В ложементах, с таким трудом отбитых у русских в порядке возмещения за неудачную попытку захватить бастион, – впрочем, привычно неудачную, – кипела работа. Летели груды земли с бруствера, переносимого на другую сторону; выкорчевывались туры со щебнем, чтобы быть противопоставлены бастиону; звенели кирки, ломая под ногами скалу; глухо шлепались друг на друга поднесенные мешки с песком. И, само собой, ради острастки, то и дело в сторону бастионного вала, ощетинившегося жерлами пушек в амбразурных гнездах, палили подвезенные с французской параллели полевые орудия.
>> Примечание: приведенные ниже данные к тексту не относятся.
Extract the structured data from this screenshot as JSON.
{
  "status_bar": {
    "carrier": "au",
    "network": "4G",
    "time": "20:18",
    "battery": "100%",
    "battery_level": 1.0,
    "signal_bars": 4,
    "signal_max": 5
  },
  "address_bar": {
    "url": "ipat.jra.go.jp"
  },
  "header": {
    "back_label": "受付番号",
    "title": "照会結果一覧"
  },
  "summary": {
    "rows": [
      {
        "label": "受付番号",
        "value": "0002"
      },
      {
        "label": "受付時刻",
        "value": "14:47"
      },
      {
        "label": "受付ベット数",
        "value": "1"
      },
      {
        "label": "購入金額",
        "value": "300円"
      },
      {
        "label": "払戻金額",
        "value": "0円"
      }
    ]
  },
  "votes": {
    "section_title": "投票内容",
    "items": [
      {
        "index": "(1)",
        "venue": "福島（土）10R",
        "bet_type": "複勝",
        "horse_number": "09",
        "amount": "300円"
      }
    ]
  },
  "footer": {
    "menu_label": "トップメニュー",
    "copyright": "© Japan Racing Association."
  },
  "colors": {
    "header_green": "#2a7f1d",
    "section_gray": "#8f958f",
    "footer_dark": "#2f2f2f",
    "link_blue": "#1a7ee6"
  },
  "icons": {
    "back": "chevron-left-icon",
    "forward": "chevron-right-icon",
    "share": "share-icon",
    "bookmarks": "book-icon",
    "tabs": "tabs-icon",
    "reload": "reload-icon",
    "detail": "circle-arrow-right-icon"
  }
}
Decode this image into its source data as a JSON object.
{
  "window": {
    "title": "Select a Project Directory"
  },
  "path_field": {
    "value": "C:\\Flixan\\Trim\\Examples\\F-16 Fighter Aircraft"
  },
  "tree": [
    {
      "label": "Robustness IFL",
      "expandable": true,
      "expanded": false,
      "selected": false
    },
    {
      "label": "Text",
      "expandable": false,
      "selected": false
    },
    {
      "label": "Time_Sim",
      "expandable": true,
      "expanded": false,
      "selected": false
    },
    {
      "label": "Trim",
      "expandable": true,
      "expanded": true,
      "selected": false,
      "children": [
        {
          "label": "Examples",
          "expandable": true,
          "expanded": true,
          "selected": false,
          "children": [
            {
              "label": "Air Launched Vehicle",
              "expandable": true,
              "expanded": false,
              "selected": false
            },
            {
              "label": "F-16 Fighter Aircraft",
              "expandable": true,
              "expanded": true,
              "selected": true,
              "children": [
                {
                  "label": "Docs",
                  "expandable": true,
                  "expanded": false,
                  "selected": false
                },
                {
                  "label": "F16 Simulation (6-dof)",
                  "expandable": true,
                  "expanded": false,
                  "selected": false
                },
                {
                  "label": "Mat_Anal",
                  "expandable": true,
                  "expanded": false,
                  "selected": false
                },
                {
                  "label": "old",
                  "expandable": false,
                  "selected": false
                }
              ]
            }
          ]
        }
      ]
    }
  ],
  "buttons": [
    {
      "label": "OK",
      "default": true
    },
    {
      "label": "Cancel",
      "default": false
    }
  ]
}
На апокалипсические свалки трупов никто особого внимания не обращал, едва удосужившись перебросить за бруствер безжизненное тело то в синей французской, то в серой русской шинели.

Особо не понравилось штабс-капитану Пустынникову, что саперы неприятеля взялись закладывать прорехи в укреплении не чем-нибудь, а ломом известняка, который достаточно легко добывался тут же – стоило только громыхнуть кайлом по желтоватой слоистой скале под ногами, чтобы получить порядочный пласт камня. Не понравилось, поскольку тут же в скале тянулся замазанный глиной, неприметный с виду штроб с проводом в вощеной оплетке, который вел к фугасу, зарытому на глубину двух саженей посреди ложементов. Не ровен час, докопаются.

На фальшивого француза никто пока не обращал внимания, если не считать капрала с двумя золотыми нашивками на предплечье, рявкнувшего вдогонку на предмет: «Шатаются тут бездельники!» Но у «мосье» Пустынникова в руках была саперная кирка с локоть длиной, прихваченная у зазевавшегося французского пионера[11], и слишком уж озабоченный вид, чтобы можно было придраться к нему толком.

«Черт, так и есть», – потер Илья раскрасневшийся шрам на лбу, завернув за угол ложемента, петлявшего зигзагом по всем правилам фортификационного искусства.

Раскрошив изъеденную временем известняковую плиту цвета порыжелой кости, французы чудом еще не заметили обрывок провода, присыпанный каменной крошкой. Впрочем, найти его – вопрос времени.

Неровной плиткой известняка двое бородачей-егерей[12], скинув шинели и ранцы из рыжеватой телячьей кожи, закладывали провал, образовавшийся в ряду погрудных корзин с землей. Плитку для сего добывали тут же по мере необходимости, и это предвещало, что вот-вот обнаружат толстый провод.

– Эй, эй! Это мое! – вскрикнул Илья, бросившись к «каменотесам» и бесцеремонно их расталкивая. – Я первый увидел! Этот русский империал мой!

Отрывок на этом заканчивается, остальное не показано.